Pourquoi ce sujet des Ehpad vous a-t-il particulièrement heurté ?

Nous avons établi, de façon irréfutable et non contestée sur la base de chiffres fournis par la direction générale de la santé, que les personnes âgées y résidant n’ont pas bénéficié d’un accès normal à l’hôpital et au sein de l’hôpital aux services de réanimation. Il y a eu 10 500 morts dans les Ehpad auxquels s’ajoutent 4 500 décès à l’hôpital de personnes âgées venues d’un Ehpad. Cela signifie que deux tiers des personnes âgées en Ehpad touchées par le Covid n’ont pas été hospitalisées. C’est un sujet essentiel car je suis persuadé que beaucoup de vies auraient pu être sauvées. C’est la mission d’un grand pays de prendre soin jusqu’à la dernière minute de façon décente de ses aînés. Face à cette réalité, nous serons amenés à faire des propositions. Il faudra aller vers des structures beaucoup plus médicalisées et beaucoup plus en lien avec l’hôpital. Les établissements qui ont connu le plus de décès sont le plus souvent des structures privées ou associatives qui sont sans lien structurel avec l’hôpital. Je pense que Brigitte Bourguignon qui était la présidente de notre commission, désormais en charge de l’autonomie au sein du gouvernement, a pleinement conscience de ces enjeux.
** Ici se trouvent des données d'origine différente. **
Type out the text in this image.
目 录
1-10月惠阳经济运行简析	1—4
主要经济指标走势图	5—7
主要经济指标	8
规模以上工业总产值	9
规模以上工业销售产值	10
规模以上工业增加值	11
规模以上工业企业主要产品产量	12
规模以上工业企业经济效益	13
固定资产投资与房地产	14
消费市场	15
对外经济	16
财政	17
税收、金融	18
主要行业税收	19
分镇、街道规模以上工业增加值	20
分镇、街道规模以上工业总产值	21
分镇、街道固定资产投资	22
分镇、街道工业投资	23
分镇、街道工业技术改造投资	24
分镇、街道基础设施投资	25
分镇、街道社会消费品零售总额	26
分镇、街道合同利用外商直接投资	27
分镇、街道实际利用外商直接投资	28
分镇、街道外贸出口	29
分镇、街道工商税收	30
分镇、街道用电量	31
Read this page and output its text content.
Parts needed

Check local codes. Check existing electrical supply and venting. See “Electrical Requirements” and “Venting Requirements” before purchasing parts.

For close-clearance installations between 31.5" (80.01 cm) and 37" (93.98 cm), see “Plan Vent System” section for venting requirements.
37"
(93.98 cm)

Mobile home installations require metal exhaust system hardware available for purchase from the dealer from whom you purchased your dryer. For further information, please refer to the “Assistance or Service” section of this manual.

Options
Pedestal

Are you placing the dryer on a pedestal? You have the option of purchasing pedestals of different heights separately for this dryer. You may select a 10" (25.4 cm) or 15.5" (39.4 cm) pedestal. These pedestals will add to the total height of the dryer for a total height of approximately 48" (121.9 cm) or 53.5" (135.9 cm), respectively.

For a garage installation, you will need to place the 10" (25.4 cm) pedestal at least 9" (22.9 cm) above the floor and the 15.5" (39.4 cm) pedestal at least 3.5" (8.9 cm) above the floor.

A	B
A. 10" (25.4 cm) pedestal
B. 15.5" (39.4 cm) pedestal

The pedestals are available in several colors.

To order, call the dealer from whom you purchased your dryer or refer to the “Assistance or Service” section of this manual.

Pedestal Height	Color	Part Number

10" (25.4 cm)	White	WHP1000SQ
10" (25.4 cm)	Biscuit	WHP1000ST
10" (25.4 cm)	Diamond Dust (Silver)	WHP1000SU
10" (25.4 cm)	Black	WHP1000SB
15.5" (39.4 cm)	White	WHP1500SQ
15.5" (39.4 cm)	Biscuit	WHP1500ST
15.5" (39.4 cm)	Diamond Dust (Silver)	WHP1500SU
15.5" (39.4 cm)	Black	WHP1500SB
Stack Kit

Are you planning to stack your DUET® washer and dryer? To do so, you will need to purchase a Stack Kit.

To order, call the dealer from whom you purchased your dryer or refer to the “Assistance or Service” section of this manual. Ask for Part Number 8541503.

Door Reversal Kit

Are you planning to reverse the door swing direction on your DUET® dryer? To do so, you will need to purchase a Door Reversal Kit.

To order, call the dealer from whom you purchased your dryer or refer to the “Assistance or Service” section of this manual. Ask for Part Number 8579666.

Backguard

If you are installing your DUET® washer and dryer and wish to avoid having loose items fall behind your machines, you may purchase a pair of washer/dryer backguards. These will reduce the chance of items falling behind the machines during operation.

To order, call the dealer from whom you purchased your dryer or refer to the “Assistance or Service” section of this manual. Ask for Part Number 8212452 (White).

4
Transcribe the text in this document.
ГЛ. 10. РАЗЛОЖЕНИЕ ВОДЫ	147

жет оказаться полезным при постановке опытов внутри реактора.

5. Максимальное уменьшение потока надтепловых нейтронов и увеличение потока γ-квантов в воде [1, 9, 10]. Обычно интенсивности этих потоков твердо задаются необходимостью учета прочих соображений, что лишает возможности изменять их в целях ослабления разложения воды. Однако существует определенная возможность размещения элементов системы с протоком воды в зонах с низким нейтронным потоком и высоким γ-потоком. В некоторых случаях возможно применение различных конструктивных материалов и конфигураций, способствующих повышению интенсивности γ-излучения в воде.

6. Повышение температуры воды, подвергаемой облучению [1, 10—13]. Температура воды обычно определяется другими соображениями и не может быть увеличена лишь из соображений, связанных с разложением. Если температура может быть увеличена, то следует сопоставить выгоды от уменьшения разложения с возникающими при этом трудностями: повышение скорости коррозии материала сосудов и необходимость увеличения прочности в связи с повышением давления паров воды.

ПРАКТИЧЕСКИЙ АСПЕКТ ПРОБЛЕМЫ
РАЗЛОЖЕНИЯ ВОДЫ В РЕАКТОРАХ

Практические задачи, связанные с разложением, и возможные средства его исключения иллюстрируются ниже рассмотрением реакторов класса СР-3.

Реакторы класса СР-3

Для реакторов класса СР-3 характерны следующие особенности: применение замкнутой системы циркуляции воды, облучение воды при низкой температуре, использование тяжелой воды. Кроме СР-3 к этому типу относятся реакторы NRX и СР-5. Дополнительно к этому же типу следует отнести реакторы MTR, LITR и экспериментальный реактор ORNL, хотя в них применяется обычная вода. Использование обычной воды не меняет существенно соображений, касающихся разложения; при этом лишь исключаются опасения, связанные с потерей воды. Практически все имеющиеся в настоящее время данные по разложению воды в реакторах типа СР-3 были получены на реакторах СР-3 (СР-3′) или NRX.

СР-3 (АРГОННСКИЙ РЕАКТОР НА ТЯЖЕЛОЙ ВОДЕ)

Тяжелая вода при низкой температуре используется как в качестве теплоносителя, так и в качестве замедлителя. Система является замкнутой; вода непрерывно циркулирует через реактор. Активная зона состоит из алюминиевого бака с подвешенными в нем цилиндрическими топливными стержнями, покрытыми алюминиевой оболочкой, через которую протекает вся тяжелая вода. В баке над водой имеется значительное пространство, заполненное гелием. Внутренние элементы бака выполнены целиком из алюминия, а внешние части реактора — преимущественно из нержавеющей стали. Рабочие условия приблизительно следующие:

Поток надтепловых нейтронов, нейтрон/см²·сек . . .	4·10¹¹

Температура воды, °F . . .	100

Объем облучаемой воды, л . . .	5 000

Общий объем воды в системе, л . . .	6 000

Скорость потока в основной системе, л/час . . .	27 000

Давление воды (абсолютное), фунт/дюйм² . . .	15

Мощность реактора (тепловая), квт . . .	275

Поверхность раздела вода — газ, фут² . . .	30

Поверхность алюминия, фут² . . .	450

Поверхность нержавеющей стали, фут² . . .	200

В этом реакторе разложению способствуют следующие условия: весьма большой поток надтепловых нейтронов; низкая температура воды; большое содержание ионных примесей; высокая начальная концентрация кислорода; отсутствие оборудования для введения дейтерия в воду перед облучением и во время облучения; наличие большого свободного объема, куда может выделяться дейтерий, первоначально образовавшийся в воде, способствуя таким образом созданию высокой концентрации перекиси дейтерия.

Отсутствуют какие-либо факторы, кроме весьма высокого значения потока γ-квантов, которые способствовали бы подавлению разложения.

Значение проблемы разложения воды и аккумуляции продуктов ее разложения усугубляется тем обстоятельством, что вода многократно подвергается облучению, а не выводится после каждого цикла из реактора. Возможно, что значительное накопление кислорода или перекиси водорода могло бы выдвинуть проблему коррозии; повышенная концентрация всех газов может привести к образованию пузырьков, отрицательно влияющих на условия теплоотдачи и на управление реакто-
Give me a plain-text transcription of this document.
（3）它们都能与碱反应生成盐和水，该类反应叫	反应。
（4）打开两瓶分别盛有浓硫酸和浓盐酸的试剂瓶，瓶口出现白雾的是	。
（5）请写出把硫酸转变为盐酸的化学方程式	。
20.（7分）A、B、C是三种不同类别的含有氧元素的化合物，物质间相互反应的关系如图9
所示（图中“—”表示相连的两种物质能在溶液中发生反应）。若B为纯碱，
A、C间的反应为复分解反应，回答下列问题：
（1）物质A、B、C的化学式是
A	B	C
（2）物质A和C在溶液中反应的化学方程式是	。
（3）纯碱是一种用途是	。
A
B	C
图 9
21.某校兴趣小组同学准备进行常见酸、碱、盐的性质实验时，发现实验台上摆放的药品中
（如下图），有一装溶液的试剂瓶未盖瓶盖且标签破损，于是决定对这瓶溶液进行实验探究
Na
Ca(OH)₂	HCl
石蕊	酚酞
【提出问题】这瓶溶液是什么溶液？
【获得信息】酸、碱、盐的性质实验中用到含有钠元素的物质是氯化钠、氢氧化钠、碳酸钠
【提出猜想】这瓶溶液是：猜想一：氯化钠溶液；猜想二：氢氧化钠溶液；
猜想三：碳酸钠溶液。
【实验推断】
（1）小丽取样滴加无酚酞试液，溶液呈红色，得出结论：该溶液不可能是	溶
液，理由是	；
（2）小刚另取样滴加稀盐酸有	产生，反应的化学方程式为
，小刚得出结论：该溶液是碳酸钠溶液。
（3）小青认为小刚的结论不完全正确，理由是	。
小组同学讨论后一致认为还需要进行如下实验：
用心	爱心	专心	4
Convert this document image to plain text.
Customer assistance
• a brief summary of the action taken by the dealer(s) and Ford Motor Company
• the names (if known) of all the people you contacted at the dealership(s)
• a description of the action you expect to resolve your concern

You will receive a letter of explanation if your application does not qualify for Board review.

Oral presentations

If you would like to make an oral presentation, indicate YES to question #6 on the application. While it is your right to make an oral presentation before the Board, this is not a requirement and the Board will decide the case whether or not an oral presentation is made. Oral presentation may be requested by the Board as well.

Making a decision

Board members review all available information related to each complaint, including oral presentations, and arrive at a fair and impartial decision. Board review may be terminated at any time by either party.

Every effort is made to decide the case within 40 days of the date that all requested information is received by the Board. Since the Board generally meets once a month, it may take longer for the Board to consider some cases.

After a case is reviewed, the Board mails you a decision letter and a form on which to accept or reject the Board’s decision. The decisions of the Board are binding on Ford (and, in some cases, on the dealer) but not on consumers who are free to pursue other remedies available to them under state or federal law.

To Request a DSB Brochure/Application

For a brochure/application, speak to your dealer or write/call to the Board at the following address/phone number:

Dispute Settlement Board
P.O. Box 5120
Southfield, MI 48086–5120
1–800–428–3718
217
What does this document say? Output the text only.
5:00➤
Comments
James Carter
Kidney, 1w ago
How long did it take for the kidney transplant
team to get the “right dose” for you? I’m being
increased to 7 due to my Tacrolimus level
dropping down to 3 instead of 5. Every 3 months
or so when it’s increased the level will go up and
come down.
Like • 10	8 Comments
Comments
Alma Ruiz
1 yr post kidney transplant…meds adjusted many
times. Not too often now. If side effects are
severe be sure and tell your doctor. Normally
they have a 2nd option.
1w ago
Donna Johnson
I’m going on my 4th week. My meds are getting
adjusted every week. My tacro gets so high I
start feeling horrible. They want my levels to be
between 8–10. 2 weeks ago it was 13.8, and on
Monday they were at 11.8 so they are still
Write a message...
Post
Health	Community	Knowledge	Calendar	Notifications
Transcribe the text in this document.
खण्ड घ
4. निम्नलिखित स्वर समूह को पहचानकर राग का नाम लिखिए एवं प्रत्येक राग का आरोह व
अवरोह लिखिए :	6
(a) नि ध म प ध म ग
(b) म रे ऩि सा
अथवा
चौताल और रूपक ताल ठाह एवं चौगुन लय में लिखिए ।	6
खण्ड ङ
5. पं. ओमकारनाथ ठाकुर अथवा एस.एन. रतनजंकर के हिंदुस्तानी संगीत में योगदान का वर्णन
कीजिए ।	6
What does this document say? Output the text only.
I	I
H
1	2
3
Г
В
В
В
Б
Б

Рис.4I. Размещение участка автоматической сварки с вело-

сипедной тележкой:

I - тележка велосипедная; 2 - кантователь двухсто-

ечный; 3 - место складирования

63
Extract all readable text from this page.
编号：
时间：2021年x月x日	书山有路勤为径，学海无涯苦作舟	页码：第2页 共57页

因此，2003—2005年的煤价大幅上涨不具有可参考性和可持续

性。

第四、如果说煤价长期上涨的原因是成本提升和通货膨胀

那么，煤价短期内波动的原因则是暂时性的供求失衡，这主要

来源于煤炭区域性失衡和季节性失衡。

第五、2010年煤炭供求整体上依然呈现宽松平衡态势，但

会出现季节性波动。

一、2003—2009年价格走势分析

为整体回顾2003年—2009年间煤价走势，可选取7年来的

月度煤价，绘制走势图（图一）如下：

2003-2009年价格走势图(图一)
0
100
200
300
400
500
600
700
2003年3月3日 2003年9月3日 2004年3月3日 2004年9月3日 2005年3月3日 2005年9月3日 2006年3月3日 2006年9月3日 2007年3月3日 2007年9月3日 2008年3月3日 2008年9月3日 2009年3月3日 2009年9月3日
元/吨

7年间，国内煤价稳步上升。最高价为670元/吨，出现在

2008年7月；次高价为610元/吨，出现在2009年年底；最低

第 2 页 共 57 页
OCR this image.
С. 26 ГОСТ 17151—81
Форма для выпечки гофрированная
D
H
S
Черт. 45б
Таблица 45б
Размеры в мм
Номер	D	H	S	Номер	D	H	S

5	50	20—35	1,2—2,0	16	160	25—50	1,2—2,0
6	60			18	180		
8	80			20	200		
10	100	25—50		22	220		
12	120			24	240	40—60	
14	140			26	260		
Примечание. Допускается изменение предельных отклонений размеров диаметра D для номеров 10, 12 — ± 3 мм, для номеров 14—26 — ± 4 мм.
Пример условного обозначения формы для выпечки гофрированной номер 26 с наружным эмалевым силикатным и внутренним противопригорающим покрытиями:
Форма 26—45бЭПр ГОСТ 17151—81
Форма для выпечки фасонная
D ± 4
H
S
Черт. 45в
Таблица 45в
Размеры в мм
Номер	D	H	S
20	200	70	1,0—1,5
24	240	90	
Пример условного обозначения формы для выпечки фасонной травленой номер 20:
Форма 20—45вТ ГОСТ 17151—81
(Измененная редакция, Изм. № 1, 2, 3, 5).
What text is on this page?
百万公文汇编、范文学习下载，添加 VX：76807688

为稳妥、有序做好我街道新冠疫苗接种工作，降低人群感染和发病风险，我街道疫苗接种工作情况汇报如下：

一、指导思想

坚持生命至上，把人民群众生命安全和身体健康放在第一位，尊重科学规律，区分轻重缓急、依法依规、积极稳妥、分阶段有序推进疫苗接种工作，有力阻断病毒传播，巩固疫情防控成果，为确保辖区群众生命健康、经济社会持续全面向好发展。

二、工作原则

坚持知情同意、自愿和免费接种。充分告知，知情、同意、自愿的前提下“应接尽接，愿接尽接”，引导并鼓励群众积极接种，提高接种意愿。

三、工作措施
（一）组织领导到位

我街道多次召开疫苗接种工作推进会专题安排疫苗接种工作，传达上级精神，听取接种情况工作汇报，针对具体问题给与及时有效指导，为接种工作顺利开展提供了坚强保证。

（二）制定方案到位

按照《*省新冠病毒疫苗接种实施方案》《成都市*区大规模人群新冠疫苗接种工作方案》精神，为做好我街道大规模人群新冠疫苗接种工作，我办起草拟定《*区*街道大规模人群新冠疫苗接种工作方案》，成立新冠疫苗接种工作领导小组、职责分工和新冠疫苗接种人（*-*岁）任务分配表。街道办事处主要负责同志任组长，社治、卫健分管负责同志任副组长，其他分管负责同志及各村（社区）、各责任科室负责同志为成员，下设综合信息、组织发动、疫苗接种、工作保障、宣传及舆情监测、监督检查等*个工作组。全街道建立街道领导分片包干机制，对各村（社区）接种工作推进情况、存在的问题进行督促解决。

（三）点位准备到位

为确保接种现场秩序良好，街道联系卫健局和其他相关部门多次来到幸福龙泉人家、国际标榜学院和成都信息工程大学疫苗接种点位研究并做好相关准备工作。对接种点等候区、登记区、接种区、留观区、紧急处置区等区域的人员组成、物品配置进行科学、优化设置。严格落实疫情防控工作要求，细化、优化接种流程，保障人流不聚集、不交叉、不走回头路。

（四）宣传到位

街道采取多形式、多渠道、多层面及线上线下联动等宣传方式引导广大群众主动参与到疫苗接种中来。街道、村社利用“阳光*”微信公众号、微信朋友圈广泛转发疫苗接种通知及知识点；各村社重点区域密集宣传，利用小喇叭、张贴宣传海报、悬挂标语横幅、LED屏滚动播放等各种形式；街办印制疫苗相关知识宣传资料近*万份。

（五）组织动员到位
Quelles sont les prochaines auditions auxquelles vous allez procéder ?

Les deux Premiers ministres ayant eu à gérer cette crise, Edouard Philippe et Jean Castex, le ministre de la Santé, Olivier Véran, l’ambassadeur de France en Chine, afin de d’avoir des éléments sur le degré d’information des autorités françaises sur l’apparition du virus, les responsables du secrétariat général de la défense et la sécurité nationale, à l’origine en 2013 d’une nouvelle doctrine dont personne n’a eu connaissance parmi les principaux concernés… Nous serons amenés également avec le président de la commission d’enquête, Julien Borowczyk, à nous rendre en Allemagne afin de comprendre pourquoi, confronté à la même situation que nous, ce pays a eu trois fois moins de morts. Nous rendrons notre rapport début décembre.